Alternative dispute resolution in Hong Kong

Alternative Dispute Resolution (ADR) is not a single technique, but consists of assisted negotiations with a view to achieving a settlement. ADR is a consensual process. Except for arbitration, ADR usually has a non-binding outcome and, as a result, may not resolve the dispute. It can be much faster and cheaper than litigation, but, if it fails, it may only add to the cost and delay in resolving the dispute. Common forms of ADR in Hong Kong include arbitration and mediation.


Arbitration is a popular method of dispute resolution in the HKSAR. It seeks to facilitate the fair and speedy resolution of disputes without unnecessary expense within a private setting.

Arbitration Ordinance establishes the arbitration framework for Hong Kong. It lays down a general legal framework, giving certain protections to the parties, vesting certain powers in arbitral tribunals and reserving a minimal number of powers to the Court of First Instance to intervene for the purpose of supporting and supervising the arbitration process.

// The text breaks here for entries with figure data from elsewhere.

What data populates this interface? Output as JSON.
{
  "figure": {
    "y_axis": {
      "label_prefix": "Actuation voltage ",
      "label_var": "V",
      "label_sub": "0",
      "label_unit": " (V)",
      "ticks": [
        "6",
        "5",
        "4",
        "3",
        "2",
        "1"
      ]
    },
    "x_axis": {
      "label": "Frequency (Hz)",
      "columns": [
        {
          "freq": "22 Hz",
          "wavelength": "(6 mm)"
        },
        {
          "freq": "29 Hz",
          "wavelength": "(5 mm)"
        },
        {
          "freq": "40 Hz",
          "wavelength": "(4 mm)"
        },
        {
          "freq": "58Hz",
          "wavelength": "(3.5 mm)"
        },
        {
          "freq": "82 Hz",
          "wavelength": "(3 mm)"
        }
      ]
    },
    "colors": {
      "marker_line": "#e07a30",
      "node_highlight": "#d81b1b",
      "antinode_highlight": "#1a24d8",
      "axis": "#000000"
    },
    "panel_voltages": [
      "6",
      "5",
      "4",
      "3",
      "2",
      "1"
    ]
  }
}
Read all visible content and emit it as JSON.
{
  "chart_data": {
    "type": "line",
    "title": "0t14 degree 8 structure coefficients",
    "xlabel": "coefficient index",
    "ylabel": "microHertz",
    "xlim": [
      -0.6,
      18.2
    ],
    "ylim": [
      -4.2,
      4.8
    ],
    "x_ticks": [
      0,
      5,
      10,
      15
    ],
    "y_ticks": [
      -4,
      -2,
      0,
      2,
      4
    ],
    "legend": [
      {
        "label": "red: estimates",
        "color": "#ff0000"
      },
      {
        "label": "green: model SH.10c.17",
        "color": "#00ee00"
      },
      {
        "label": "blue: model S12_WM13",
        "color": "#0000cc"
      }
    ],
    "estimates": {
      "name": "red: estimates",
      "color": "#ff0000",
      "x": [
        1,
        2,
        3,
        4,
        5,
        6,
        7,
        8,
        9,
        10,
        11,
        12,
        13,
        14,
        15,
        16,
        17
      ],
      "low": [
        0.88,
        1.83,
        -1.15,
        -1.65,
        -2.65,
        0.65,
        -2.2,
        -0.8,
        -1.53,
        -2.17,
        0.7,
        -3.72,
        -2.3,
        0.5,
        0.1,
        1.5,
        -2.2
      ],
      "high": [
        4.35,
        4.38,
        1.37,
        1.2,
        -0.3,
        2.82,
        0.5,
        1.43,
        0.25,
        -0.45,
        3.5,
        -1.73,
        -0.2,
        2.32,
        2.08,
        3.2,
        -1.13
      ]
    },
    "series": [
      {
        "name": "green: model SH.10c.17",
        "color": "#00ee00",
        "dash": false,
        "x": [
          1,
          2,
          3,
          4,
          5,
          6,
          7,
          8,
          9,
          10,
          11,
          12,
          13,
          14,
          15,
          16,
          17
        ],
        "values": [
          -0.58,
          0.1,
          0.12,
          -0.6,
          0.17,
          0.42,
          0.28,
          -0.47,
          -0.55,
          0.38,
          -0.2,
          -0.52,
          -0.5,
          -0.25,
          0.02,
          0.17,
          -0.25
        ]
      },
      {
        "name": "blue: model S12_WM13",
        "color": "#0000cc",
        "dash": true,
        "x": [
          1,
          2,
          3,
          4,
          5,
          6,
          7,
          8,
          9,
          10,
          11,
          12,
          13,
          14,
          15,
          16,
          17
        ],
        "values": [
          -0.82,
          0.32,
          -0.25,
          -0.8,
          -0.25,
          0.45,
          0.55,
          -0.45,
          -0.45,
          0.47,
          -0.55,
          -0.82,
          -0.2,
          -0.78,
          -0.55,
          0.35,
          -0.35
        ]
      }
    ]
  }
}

The previous law that provided for a different regime for domestic arbitration (compared with international arbitration) in Hong Kong is now abolished under the new
Arbitration Ordinance, which came into effect on 1 June 2011. Under the new law, both international and domestic arbitration are now subject to a unitary regime largely based after the UNCITRAL Model Law on International Commercial Arbitration. The Model Law represents internationally agreed principles of best practice. This change of arbitration law is set to enhance Hong Kong as an ideal place for arbitration.

Arbitration Ordinance, however, retains certain provisions from the former Arbitration Ordinance (Cap 341) which applied to domestic arbitrations as optional "opt-in" provisions. These provisions are automatically applied to any arbitration agreement entered into before the commencement of the Arbitration Ordinance, or up to 6 years later (1 June 2017) if it is stipulated as "domestic arbitration". Further, the Arbitration Ordinance allows parties to expressly opt-in the provisions into their arbitration agreements.

The Hong Kong Courts are empowered by the Arbitration Ordinance to enforce arbitral awards made in or outside Hong Kong. Leave to enforce an arbitral award made outside Hong Kong will be granted if the award is of a type or description that may be made in Hong Kong by an arbitral tribunal. Separate provisions set out the enforcement of New York Convention awards, Mainland awards and other awards.


On 22 June 2012, the Mediation Ordinance (Cap 620) was enacted in Hong Kong, further establishing mediation as a preferred alternative dispute resolution in Hong Kong.

The main objectives of the Mediation Ordinance are to:

  • encourage and promote mediation as an alternative dispute resolution;
  • to define the scope of confidentiality of mediation communications; and
  • provide a statutory framework for the conduct of mediations in Hong Kong.

It has also been announced that the Mediation Task Force and its Accreditation Subgroup are working towards establishing a single accreditation body, with a provisional name of "the Hong Kong Mediation Accreditation Association Limited" which will be governed by a council made up of representatives of key mediation service providers in Hong Kong.

As such, the Mediation Ordinance will likely be subject to amendment when such accreditation body has been established and when further detailed guidelines for mediation are created.